Intrusion Inc. enters its May 12 Q1 earnings report with a striking reversal: short sellers who had aggressively built positions over April have now retreated almost entirely, even as the stock keeps falling.
The sharpest story here is in short interest positioning. At its April peak, estimated short interest climbed above 440,000 shares — more than three times the current level of roughly 116,000 shares, a drop of 72% over the past week alone. That's not short covering on strength; the stock is down 11% on the week and 13% over the past month to $0.77. Shorts have withdrawn while the price has continued to drift lower, which points to mechanical de-risking rather than a squeeze. Cost to borrow has also eased, dropping 11% over the week to 1.39% and down nearly half from levels seen six weeks ago near 2.7%. The borrow market is well-supplied — availability runs at about 199% of short interest — meaning there is no meaningful friction for anyone wanting to rebuild a short position.
The ORTEX short score has tracked the unwind closely. It peaked near 52.6 in mid-April and has since fallen to 42.9, now sitting in only the 33rd percentile. Days-to-cover ranks in the 8th percentile, underscoring how thin the short position has become relative to the universe. Whatever bearish conviction drove the April accumulation has dissipated quickly.
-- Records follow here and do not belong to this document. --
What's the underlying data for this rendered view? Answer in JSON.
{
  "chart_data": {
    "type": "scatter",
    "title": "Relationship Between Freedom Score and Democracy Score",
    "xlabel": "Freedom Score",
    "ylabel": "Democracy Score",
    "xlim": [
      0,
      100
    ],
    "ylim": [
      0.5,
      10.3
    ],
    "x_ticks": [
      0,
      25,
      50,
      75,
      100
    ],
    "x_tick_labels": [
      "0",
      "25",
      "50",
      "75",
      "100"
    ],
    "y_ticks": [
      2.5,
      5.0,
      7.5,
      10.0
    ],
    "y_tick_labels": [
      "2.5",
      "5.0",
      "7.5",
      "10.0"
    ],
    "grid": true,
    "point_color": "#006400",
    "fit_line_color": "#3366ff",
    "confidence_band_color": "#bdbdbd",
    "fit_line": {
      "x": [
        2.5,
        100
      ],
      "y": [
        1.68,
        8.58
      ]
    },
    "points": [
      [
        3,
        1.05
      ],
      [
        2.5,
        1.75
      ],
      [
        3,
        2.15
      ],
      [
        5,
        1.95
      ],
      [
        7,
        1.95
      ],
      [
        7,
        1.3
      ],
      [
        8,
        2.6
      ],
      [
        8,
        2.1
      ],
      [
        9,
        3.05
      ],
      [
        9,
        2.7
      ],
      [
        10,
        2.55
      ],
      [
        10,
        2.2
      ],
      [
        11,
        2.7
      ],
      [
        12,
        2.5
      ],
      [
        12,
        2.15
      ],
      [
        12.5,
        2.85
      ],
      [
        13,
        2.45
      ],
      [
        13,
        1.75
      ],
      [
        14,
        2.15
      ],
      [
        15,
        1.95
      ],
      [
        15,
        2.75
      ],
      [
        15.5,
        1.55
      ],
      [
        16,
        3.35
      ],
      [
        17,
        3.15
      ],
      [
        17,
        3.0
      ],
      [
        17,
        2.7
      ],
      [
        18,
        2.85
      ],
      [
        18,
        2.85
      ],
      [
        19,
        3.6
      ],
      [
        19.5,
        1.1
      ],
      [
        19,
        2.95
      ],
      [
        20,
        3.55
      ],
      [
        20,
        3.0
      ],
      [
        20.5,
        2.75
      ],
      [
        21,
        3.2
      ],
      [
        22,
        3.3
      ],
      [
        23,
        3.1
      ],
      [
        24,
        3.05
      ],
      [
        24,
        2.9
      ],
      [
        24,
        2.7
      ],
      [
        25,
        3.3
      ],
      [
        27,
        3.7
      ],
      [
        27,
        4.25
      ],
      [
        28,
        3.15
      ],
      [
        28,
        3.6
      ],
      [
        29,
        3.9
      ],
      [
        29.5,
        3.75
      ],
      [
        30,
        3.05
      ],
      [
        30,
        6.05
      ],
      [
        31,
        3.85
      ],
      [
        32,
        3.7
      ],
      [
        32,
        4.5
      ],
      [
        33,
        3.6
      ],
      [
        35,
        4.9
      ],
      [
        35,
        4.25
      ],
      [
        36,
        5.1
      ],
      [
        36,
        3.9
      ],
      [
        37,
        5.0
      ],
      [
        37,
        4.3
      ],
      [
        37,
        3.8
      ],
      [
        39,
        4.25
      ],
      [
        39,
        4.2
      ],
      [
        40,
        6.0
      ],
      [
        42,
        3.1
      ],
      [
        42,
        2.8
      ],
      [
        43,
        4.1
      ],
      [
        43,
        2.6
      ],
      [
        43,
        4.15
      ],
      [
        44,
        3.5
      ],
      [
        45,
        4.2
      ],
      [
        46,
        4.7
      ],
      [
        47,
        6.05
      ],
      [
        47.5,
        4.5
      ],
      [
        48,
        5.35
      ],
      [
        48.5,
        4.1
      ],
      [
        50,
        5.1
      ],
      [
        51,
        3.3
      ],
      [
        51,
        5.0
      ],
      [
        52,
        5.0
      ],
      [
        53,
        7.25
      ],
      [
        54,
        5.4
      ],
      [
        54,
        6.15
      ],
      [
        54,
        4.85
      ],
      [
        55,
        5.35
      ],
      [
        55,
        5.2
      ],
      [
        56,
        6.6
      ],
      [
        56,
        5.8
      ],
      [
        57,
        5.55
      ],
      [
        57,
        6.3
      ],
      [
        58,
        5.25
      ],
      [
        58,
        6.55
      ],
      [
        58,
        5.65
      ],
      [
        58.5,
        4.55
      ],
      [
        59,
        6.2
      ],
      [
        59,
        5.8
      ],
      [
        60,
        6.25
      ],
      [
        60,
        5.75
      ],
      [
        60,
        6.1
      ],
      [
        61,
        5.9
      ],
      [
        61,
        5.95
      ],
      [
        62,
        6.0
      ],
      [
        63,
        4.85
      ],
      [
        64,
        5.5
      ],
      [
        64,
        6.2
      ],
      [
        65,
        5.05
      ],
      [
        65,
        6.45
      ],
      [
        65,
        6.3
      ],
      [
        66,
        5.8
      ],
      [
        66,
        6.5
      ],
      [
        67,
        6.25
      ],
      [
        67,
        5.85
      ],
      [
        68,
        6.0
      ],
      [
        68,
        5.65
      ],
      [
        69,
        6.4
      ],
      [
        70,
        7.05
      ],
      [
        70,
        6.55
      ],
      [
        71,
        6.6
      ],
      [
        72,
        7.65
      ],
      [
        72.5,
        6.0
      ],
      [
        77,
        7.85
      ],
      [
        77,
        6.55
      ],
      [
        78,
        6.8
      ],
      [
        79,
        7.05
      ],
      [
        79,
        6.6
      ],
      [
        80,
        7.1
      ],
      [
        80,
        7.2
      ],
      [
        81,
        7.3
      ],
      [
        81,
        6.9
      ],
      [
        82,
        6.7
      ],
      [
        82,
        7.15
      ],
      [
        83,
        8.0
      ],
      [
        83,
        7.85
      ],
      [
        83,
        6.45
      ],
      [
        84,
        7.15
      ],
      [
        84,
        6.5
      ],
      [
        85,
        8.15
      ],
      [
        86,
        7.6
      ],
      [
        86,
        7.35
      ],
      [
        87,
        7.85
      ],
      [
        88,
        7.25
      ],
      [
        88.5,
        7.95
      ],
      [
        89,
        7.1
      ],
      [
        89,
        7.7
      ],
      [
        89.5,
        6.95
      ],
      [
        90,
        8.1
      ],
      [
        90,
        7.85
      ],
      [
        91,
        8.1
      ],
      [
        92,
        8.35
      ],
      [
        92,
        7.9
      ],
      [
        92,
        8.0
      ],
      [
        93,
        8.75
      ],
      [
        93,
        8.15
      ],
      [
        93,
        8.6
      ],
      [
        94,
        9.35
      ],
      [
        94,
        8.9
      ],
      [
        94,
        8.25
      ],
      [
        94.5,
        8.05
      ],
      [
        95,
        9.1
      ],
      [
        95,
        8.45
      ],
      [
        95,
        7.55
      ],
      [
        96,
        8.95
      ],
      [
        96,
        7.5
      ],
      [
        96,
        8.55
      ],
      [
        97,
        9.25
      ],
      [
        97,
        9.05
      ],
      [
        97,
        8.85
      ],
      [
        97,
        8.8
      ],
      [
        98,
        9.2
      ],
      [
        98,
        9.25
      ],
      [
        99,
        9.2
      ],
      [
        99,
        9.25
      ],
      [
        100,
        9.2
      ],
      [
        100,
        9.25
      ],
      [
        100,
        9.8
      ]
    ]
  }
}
The Street is sharply divided and the targets tell a blunt story. Two analysts cover — Ascendiant Capital holds a Buy with a $10.50 target (cut from $12.50 on April 9), while HC Wainwright sits at Neutral with a $1.00 target (cut in half at the end of March). The mean target of $5.75 is mathematically between two very different assessments of the company's value and deserves little weight on its own. The bull case centres on Intrusion's threat-intelligence platform gaining traction with enterprise clients and cloud partnerships, with the company targeting breakeven in 2026. The bear case is starker: revenue declining, balance sheet thin, and competition intensifying. With the stock near $0.77, even the Neutral analyst's $1.00 target implies meaningful upside — but the gap to the Buy target reflects a genuine disagreement about whether INTRUSION Shield can generate the contract wins needed to change the financial trajectory.
The earnings history adds a note of caution. The most recent print, on March 24, sent the stock down 13% on the day and 27% over the following five sessions. The prior event in February produced a milder 4% day-one drop but a 5% five-day loss. Neither reaction was punishing enough to explain the April short build, but both confirm the stock has not been rewarding holders around reporting dates. The May 12 Q1 release arrives against a backdrop of downward EPS estimate revisions, with Ascendiant's Q2 forecast recently reduced.
On the ownership side, Potomac Capital Management built a fresh 473,050-share position in Q4 2025, a notable new entry for a small-cap fund. Insider activity has been one-directional: the CFO and the founder-CTO both sold modest parcels in January at $1.30. The CEO last sold in August 2025. None of the transactions were large in dollar terms, but none represent buying conviction either.
The May 12 print is the next real test — the question will be whether Intrusion can show any revenue stabilisation against a quarter that carries lowered expectations from both analysts covering the name.